With advancements in hardware and software technology, simulation is being used extensively in different fields of science, engineering and beyond. In mechanical engineering and part design, virtual prototyping is no exception. Designers and engineers use computer simulations on their 3D models, drastically reducing the number of actual prototypes which are expensive and time-consuming to make and test. Because virtual prototyping is fast and efficient, engineers can examine more alternative designs, the “what-if” scenarios, leading to better products and improved overall productivity and efficiency.
When deciding on the type of simulation to perform, you have to have an idea of the possible modes of failure or examine all potential modes to see which one the particular design is susceptible to. Design for strength, for life, or addressing thermal issues are examples of such design criteria.

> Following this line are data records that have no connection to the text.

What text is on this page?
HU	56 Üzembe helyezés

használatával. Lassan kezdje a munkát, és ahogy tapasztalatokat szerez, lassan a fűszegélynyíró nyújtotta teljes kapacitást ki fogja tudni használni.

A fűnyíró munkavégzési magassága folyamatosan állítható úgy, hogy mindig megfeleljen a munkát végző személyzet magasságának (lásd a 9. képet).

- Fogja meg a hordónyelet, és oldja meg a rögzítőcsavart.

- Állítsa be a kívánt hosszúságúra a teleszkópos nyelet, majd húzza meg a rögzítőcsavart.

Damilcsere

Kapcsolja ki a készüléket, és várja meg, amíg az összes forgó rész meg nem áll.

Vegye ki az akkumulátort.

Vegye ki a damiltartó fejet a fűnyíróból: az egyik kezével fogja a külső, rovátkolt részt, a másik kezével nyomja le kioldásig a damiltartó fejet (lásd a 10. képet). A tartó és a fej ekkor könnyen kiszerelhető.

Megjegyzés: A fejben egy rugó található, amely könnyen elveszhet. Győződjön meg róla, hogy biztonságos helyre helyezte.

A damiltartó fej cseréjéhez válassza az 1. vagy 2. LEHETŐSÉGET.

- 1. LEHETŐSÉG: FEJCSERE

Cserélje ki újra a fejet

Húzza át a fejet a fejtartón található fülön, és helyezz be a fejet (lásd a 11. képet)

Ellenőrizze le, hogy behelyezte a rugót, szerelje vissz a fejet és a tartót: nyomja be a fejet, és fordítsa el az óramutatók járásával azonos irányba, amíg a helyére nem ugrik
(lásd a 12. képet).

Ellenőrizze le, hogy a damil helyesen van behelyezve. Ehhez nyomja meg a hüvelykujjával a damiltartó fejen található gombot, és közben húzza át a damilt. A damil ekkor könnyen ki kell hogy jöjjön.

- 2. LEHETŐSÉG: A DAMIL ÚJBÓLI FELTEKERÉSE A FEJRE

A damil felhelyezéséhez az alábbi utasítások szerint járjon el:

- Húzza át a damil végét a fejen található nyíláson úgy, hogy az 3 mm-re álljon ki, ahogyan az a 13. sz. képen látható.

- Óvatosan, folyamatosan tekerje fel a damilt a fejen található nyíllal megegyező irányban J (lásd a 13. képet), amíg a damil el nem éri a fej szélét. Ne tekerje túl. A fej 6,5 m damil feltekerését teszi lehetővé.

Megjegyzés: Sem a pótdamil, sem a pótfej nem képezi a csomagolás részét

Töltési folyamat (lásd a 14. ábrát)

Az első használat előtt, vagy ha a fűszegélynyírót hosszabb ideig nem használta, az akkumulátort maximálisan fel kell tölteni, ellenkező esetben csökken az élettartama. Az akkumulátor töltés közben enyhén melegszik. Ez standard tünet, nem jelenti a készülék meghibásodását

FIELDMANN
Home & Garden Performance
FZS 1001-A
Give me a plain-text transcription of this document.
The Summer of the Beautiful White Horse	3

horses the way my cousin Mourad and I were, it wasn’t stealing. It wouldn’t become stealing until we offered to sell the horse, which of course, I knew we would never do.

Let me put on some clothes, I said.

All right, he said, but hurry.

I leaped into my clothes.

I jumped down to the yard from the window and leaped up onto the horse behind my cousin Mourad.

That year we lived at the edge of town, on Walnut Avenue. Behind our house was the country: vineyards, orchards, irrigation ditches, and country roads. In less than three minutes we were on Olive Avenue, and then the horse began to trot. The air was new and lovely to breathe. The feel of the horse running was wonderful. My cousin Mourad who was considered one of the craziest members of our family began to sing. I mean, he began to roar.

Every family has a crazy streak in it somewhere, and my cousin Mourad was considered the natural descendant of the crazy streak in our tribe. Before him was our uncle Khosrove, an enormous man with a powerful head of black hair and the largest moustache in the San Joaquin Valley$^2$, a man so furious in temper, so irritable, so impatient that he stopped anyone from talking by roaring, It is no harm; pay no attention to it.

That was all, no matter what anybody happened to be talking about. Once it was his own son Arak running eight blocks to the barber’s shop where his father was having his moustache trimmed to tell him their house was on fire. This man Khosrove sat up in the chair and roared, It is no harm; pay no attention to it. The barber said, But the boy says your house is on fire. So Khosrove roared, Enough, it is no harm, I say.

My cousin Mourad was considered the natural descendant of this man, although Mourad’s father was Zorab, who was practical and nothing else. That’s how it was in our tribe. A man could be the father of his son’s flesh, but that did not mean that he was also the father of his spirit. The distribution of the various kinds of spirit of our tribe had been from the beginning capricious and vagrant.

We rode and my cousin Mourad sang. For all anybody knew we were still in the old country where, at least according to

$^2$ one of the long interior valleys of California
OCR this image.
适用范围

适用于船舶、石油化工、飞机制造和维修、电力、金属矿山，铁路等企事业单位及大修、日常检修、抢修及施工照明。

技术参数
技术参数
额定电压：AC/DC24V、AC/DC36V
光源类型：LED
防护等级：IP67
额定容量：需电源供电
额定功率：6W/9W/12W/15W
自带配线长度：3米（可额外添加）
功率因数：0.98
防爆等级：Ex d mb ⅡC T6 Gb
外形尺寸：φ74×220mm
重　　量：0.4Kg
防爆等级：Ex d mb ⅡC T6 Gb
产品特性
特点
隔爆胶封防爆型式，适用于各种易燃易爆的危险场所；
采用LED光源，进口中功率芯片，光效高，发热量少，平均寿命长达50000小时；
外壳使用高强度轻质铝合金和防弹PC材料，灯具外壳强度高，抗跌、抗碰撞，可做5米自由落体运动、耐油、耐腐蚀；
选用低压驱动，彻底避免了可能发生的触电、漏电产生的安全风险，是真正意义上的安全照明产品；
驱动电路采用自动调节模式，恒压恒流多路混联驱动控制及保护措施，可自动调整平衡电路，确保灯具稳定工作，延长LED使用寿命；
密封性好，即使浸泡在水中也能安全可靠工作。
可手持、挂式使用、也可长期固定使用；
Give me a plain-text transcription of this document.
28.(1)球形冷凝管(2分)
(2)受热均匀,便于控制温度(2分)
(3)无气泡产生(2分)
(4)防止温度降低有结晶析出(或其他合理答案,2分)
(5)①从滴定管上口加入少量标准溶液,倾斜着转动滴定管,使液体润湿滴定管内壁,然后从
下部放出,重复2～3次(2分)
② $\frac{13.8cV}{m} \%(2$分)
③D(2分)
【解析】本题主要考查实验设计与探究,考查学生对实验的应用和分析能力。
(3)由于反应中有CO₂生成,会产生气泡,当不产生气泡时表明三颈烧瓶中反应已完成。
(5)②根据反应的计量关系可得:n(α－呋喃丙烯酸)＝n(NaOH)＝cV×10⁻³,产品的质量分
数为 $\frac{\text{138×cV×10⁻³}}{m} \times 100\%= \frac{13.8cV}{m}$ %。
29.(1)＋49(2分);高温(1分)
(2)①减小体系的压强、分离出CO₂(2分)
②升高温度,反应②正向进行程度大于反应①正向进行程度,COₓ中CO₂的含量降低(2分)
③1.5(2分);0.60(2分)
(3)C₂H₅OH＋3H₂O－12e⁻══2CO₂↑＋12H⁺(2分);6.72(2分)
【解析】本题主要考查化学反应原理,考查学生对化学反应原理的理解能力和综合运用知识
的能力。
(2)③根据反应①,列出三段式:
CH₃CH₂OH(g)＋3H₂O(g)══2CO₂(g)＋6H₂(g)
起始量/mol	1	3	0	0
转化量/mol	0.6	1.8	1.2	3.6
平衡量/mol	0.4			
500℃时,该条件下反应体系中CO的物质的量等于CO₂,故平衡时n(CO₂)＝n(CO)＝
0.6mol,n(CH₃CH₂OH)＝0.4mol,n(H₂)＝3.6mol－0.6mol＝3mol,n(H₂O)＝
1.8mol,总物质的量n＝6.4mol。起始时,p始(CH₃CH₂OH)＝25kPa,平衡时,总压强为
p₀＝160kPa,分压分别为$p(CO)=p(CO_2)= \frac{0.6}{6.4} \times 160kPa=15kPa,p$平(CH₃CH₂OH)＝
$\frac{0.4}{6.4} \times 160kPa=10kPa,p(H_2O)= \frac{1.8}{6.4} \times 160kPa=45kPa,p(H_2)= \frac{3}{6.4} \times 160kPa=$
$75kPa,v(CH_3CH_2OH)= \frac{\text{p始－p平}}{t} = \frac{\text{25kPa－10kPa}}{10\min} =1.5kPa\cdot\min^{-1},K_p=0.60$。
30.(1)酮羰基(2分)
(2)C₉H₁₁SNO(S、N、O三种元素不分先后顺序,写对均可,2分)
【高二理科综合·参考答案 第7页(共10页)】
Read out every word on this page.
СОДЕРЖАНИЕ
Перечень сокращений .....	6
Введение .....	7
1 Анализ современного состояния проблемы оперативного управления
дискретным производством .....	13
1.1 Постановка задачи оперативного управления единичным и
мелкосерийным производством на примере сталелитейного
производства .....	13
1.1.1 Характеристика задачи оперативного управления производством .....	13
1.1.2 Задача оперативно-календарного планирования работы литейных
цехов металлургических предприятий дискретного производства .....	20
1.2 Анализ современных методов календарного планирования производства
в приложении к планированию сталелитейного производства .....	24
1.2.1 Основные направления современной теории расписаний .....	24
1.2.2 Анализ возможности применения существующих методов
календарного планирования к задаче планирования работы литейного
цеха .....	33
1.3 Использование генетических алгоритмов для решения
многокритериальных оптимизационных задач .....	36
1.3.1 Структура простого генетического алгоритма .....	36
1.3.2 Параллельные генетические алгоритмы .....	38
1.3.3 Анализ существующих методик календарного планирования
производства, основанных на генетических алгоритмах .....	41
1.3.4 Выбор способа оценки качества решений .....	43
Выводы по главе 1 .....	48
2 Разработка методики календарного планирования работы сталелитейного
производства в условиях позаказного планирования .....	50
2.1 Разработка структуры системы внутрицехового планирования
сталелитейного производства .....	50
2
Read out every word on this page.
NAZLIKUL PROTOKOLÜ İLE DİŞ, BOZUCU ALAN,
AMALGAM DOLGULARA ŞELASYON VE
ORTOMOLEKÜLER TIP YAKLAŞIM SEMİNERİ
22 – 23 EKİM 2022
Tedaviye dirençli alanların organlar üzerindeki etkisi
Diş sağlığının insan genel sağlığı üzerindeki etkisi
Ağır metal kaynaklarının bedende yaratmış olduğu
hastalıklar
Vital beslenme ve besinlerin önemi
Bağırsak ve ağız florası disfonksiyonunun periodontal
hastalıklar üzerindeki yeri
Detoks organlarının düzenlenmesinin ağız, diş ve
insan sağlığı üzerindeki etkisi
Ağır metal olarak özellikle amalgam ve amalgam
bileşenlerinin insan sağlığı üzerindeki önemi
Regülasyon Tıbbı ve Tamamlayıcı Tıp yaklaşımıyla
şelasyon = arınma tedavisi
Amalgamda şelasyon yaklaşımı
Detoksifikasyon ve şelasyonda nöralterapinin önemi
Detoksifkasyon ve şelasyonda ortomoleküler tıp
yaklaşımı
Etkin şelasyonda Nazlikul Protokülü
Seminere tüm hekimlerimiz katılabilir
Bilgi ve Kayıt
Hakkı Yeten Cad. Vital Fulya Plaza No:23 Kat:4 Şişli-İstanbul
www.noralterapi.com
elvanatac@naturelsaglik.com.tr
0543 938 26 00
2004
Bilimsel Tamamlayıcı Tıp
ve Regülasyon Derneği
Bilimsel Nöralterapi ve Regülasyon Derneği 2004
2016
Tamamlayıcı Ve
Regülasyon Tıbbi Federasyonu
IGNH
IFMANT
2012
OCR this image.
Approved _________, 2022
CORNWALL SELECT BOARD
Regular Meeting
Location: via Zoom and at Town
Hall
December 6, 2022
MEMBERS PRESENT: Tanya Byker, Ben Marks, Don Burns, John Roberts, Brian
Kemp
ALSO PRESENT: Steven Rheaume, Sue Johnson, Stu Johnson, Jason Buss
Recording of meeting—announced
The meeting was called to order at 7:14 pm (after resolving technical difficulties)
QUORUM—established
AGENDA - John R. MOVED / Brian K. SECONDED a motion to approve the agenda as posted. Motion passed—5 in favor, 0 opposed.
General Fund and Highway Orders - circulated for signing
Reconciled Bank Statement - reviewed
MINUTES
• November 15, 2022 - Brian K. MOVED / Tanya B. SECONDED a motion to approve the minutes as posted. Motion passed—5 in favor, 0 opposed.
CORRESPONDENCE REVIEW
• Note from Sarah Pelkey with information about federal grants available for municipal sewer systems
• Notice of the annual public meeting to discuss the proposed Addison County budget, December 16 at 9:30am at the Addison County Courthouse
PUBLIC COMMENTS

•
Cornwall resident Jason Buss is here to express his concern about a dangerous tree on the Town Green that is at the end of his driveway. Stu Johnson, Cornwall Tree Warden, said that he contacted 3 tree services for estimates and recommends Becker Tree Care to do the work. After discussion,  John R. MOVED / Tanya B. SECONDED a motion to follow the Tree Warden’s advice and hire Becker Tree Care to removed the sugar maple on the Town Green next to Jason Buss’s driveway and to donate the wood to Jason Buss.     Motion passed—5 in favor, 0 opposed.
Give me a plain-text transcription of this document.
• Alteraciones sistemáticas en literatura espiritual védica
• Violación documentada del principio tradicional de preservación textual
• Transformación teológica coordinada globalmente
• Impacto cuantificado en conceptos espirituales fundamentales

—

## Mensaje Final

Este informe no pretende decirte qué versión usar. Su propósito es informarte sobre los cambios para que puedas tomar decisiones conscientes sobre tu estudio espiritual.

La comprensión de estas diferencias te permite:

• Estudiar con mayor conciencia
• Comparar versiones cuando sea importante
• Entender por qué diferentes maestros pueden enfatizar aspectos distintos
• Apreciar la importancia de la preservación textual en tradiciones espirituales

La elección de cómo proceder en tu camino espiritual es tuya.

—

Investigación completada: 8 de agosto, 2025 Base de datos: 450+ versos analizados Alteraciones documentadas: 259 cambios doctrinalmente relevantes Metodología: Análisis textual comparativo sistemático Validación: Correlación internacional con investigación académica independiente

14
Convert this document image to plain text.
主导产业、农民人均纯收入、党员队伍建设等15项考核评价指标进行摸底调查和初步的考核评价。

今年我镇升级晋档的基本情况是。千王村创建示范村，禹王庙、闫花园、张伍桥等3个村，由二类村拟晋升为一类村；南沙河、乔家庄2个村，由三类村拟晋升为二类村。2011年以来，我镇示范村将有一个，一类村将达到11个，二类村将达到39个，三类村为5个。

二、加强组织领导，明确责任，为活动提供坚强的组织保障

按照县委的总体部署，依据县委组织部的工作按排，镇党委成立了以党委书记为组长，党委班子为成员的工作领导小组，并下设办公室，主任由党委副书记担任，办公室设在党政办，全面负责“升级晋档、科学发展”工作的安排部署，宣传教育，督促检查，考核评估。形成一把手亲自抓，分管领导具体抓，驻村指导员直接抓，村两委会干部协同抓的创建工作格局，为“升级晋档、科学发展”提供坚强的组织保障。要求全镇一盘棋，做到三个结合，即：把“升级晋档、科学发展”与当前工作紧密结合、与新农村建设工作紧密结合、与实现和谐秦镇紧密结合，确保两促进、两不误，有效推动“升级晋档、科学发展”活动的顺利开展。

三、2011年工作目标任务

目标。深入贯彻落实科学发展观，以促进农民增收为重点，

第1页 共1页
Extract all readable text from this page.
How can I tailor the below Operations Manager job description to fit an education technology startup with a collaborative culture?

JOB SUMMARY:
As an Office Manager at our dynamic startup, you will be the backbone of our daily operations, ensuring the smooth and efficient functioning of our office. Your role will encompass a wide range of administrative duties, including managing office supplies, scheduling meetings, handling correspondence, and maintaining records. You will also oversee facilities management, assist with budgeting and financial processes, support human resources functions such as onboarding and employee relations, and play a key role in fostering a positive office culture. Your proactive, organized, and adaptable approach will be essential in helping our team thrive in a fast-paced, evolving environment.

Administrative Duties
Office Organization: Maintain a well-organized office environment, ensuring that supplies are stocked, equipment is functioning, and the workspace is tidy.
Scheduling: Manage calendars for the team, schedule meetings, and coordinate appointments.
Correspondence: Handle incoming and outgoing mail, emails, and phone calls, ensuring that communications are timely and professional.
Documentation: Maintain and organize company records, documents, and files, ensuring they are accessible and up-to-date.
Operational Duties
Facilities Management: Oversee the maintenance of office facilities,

Among the many types of simulation for mechanical Finite Element Analysis (FEA), a linear static analysis is the most commonly used. You basically have a part or assembly that is subjected to some sort of load and the scope is to examine whether your design is strong enough to resist those forces and how it could be improved. By better understanding your design, you can remove material from locations where it is not being utilized, strengthen regions with high stress, and improve overall design functionality.
How to conduct a linear static analysis
The steps to complete a linear static analysis are quite straightforward. Starting with a prepared CAD model for simulation, you assign materials for all the parts with their respective properties available from the material library. Then you define boundary conditions, which include supports, ie, the effect of those parts on the boundary that you are not modeling, as well as the loads applied. At this point, have the software mesh the model, which breaks the system down into smaller pieces. This, technically speaking, is the discretization of a continuum into a set of finite elements. Now you can run the solver and lastly, post-process the results.
A linear static analysis is based on some assumptions which we are not getting into in this short blog post. It is important to understand that although this type of analysis is typically the first you perform, you may need to perform some more advanced analyses later to capture the behavior more accurately.
SOLIDWORKS Simulation has a wide range of different products that capture a variety of simulation capabilities. These analysis modules are bundled into different product groups so that they offer users practical solutions for their simulation needs. SOLIDWORKS Simulation Standard is one such bundle that includes static analysis in addition to some other practical modules that address other issues designers are faced with.